The ecosystem service of flood mitigation links climate and land-cover change to changes in human well-being. The large arrows indicate this corridor of clarity. Climate and land-use change affect the probability of flooding (upper large arrows). Floods can cause injuries and deaths along with extensive property damage (lower large arrow). Numerous other pathways also link climate and land-cover change to changes in well-being, including links through changes in biodiversity, carbon cycling, and nutrient cycling. Each of these other pathways contains weak links (the dashed arrows), involving greater complexity and larger uncertainty, or having small impact on human well-being. Image by Ruby Creative.
Other pathways also link climate and land-cover change to changes in human well-being, but these pathways are typically more complex, more uncertain, or less important in terms of the magnitude of change on human well-being. For example, altered land-cover affects biodiversity (e.g., Newbold et al. 2015), with consequent changes in ecological processes that modify the provision of various ecosystem services (e.g., Díaz et al. 2006, Cardinale et al. 2012) that affect human well-being (figure 1). However, the relationship between biodiversity, ecological processes, and their subsequent impacts on the provision of ecosystem services is complex with large uncertainties (Loreau et al. 2002, Tilman et al. 2014).
Environmental topics such as plastic debris in the oceans and extinction of charismatic species receive much public attention. Research funding has followed. However, this research often focuses on unravelling effects that are complex as well as uncertain and possibly weak (figure 2). Examples include the effect of plastic on organisms and ecosystem functioning (Koelmans et al. 2017, Burns and Boxall 2018, Besseling et al. 2019). A self-propelling feedback between interest and funding promotes a continued focus on complex effects. This is a problem both because of the diversion of funding and scientific brainpower from more important topics and because a focus on uncertain causal links may ultimately undermine support for managing the problem. There are good reasons to reduce plastic debris that have nothing to do with these complex causal links. A more direct reason to control plastic pollution is the broad concern of the public about plastic debris and its impact on the subjective experience of unspoiled nature (Koelmans et al. 2017).
Figure 2.
Plastic debris effects on human wellbeing. a) Effects of plastic on biodiversity and ecosystem functioning are complex and overall possibly minor. b) The more direct pathway for which there is stronger evidence is the negative view of the public about plastic debris and its impact on the subjective experience of unspoiled nature.

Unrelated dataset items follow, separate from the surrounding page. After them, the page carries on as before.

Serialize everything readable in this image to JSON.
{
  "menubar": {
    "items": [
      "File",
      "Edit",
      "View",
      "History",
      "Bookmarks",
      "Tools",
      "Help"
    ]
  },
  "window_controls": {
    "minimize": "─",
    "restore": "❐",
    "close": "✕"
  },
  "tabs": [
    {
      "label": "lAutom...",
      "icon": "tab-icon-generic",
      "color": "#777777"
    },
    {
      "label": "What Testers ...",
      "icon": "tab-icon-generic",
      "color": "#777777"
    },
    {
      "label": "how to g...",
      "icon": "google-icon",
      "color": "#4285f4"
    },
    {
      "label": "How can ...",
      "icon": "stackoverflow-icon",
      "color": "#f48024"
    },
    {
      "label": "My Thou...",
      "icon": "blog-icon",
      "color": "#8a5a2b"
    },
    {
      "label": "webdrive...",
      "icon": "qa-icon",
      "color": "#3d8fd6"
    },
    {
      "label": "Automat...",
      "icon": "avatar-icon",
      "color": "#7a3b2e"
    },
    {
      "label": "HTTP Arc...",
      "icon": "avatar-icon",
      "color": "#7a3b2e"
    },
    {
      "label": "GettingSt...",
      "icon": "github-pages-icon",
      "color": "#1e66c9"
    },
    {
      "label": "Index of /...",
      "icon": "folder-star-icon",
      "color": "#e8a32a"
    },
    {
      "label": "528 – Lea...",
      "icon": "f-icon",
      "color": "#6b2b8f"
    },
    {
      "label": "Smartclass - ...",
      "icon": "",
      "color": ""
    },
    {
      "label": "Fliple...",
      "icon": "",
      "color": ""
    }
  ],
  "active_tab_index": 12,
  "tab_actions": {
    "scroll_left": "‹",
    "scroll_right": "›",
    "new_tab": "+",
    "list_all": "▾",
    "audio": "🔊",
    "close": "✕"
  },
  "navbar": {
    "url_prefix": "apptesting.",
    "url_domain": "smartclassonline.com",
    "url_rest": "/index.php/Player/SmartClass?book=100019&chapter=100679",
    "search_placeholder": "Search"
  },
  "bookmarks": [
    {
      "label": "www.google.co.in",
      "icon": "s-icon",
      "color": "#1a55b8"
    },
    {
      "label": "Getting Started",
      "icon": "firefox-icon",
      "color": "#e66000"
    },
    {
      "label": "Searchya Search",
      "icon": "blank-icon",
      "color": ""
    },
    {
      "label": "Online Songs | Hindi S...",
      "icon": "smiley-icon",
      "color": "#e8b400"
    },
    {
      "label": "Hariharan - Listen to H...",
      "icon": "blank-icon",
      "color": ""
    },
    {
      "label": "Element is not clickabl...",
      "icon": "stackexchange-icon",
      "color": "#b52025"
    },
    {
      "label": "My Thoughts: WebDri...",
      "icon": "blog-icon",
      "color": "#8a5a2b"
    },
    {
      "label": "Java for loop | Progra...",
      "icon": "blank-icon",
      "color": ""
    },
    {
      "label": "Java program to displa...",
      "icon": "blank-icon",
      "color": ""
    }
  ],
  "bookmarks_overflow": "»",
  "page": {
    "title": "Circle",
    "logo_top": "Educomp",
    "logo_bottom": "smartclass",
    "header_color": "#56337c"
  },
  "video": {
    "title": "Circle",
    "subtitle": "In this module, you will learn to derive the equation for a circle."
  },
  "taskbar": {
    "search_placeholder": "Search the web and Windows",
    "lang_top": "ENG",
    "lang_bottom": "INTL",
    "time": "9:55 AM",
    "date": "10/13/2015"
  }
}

Finding sufficient evidence
Corridors of clarity can help focus on what scientific information is sufficient for policy purposes. In some cases, focusing on more readily measurable links, without getting to complex or difficult to measure links, is sufficient. For example, reducing emissions of air pollutants may have a wide range of benefits to society, but focusing on human health benefits alone can be sufficient to show that the benefits of emission reductions is worth the cost. An analysis by the US Environmental Protection Agency of the Clean Air Act Amendments of 1990 projected that benefits of emissions reductions in 2020 would be nearly $2 trillion, of which over 90% were related to reductions in premature mortality, versus $65 billion in costs ($2006; USEPA 2011).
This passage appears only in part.